Concern about an imbalance between supply and demand in the market has worsened this month as tens of billions of yuan worth of shares have become newly tradable with the expiry of lock-up periods related to IPOs and reform of state shareholding systems.

Fuelling the supply worries, Jinduicheng Molybdenum Co, Asia's largest producer of molybdenum, said on Thursday that it would launch on Friday a Shanghai initial public offer that could raise over $2 billion.

Meanwhile, fears of a sharp slowdown in corporate earnings growth have increased with signs of weakness in the U.S. and Chinese economies.

Thomas Deng, managing director of Goldman Sachs Asia Pacific investment research, said on Thursday that he now expected China's overall corporate earnings growth in 2008 to be 15-20 percent, instead of the 30 percent predicted previously.

He estimated Chinese companies' domestically listed A shares were roughly twice as expensive as their Hong Kong-listed H shares, meaning slower earnings growth could keep the A shares under pressure.

Reflecting worries about excessive A-share valuations, the average premium of A shares over H shares .HSCAHPI shrank to 51 percent on Thursday, the smallest gap since early December, from 59 percent on Wednesday.

Another sign of investors punishing high valuations came on Wednesday when PetroChina lost its status as the world's largest company by market capitalization. Its market value dropped by about $10 billion to $452 billion, below $456 billion for rival Exxon Mobil (XOM.N).

LITTLE GOVERNMENT ACTION

Many analysts think the market may not start a solid recovery until regulators take strong action to boost it.

While there is little evidence so far that the market's slide is hurting the real economy, the collapse of investor confidence threatens to destroy the government's success last year in making the market a viable fund-raising venue for companies, and in creating an equity culture among ordinary Chinese.

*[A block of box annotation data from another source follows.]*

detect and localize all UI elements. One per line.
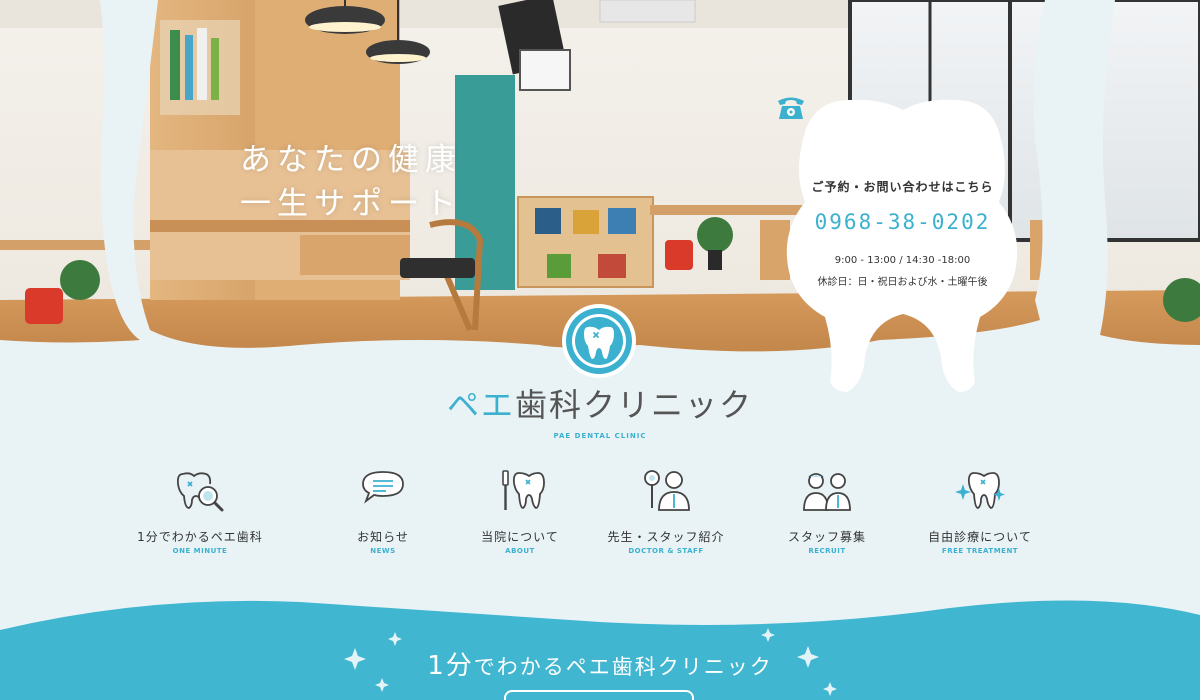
title-big-char: 分 bbox=[445, 651, 474, 681]
sparkle-tooth-icon bbox=[955, 472, 1005, 509]
nav-label-en: NEWS bbox=[370, 547, 396, 555]
title-rest: でわかるペエ歯科クリニック bbox=[473, 655, 773, 679]
nav-label-jp: お知らせ bbox=[357, 530, 409, 544]
nav-label-en: ABOUT bbox=[505, 547, 535, 555]
hero-catchphrase: あなたの健康 一生サポート bbox=[240, 138, 462, 226]
speech-bubble-icon bbox=[362, 471, 404, 504]
tooth-shape bbox=[786, 99, 1018, 392]
nav-label-jp: 自由診療について bbox=[928, 530, 1032, 544]
clinic-name-accent: ペエ bbox=[446, 386, 515, 424]
nav-item-one-minute[interactable]: 1分でわかるペエ歯科 ONE MINUTE bbox=[120, 468, 280, 568]
closed-days: 休診日：日・祝日および水・土曜午後 bbox=[817, 277, 988, 288]
nav-label-en: FREE TREATMENT bbox=[941, 547, 1019, 555]
contact-tooth-card: ご予約・お問い合わせはこちら 0968-38-0202 9:00 - 13:00… bbox=[775, 92, 1030, 397]
staff-people-icon bbox=[803, 473, 851, 511]
telephone-icon bbox=[778, 97, 804, 119]
nav-label-en: DOCTOR & STAFF bbox=[628, 547, 704, 555]
clinic-name-rest: 歯科クリニック bbox=[515, 386, 754, 424]
nav-label-jp: 1分でわかるペエ歯科 bbox=[137, 530, 263, 544]
doctor-icon bbox=[644, 470, 690, 511]
clinic-name[interactable]: ペエ歯科クリニック bbox=[440, 380, 760, 426]
nav-label-en: ONE MINUTE bbox=[172, 547, 228, 555]
catch-line-1: あなたの健康 bbox=[240, 142, 462, 178]
nav-item-doctor-staff[interactable]: 先生・スタッフ紹介 DOCTOR & STAFF bbox=[586, 468, 746, 568]
nav-label-jp: 先生・スタッフ紹介 bbox=[607, 530, 725, 544]
nav-label-jp: スタッフ募集 bbox=[787, 530, 866, 544]
nav-item-news[interactable]: お知らせ NEWS bbox=[303, 468, 463, 568]
clinic-logo-icon[interactable] bbox=[560, 302, 638, 380]
nav-item-about[interactable]: 当院について ABOUT bbox=[440, 468, 600, 568]
one-minute-more-button[interactable] bbox=[504, 690, 694, 700]
clinic-name-english: PAE DENTAL CLINIC bbox=[553, 432, 647, 440]
toothbrush-tooth-icon bbox=[502, 470, 545, 510]
nav-item-free-treatment[interactable]: 自由診療について FREE TREATMENT bbox=[900, 468, 1060, 568]
catch-line-2: 一生サポート bbox=[240, 186, 462, 222]
phone-number-link[interactable]: 0968-38-0202 bbox=[775, 210, 1030, 234]
nav-item-recruit[interactable]: スタッフ募集 RECRUIT bbox=[747, 468, 907, 568]
tooth-magnifier-icon bbox=[176, 472, 224, 512]
one-minute-section-title: 1分でわかるペエ歯科クリニック bbox=[380, 645, 820, 682]
nav-label-en: RECRUIT bbox=[808, 547, 846, 555]
title-number: 1 bbox=[427, 651, 446, 681]
nav-label-jp: 当院について bbox=[481, 530, 559, 544]
contact-title: ご予約・お問い合わせはこちら bbox=[811, 180, 994, 194]
main-navigation: 1分でわかるペエ歯科 ONE MINUTE お知らせ NEWS 当院について A… bbox=[120, 468, 1080, 568]
business-hours: 9:00 - 13:00 / 14:30 -18:00 bbox=[834, 255, 971, 266]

Beyond modest steps such as approving the creation of a string of new mutual funds, however, regulators have so far not shown signs of taking major measures to support the market, such as changing tax policies.

A lack of coordination among government agencies, as well as a desire to discourage excessive speculation in stocks, may be responsible.

Among Thursday's losers, China Pacific Insurance sank 7.47 percent to 25.89 yuan after an 8.11 percent drop on Wednesday, when it slid below its December 2007 IPO price of 30.00 yuan.

China Shipping Container Lines fell to a record low of 6.50 yuan on Thursday, below its 6.62 yuan IPO price, before closing down 5.65 percent at 6.51 yuan.

China Coal Energy, which listed on February 1, dropped 9.93 percent to 16.69 yuan, below its IPO price of 16.83 yuan.

China Construction Bank (601939.SS) ended 5.47 percent lower at 6.57 yuan after hitting a low of 6.46 yuan, just above its IPO price of 6.45 yuan.

Among Thursday's few gainers, Anhui Huaxing Chemical Industry 002018.SZ rose 4.08 percent to 44.11 yuan after it forecast net profit would soar between 1,100 and 1,200 percent in the first quarter because of rising production, higher product prices and lower tax rates.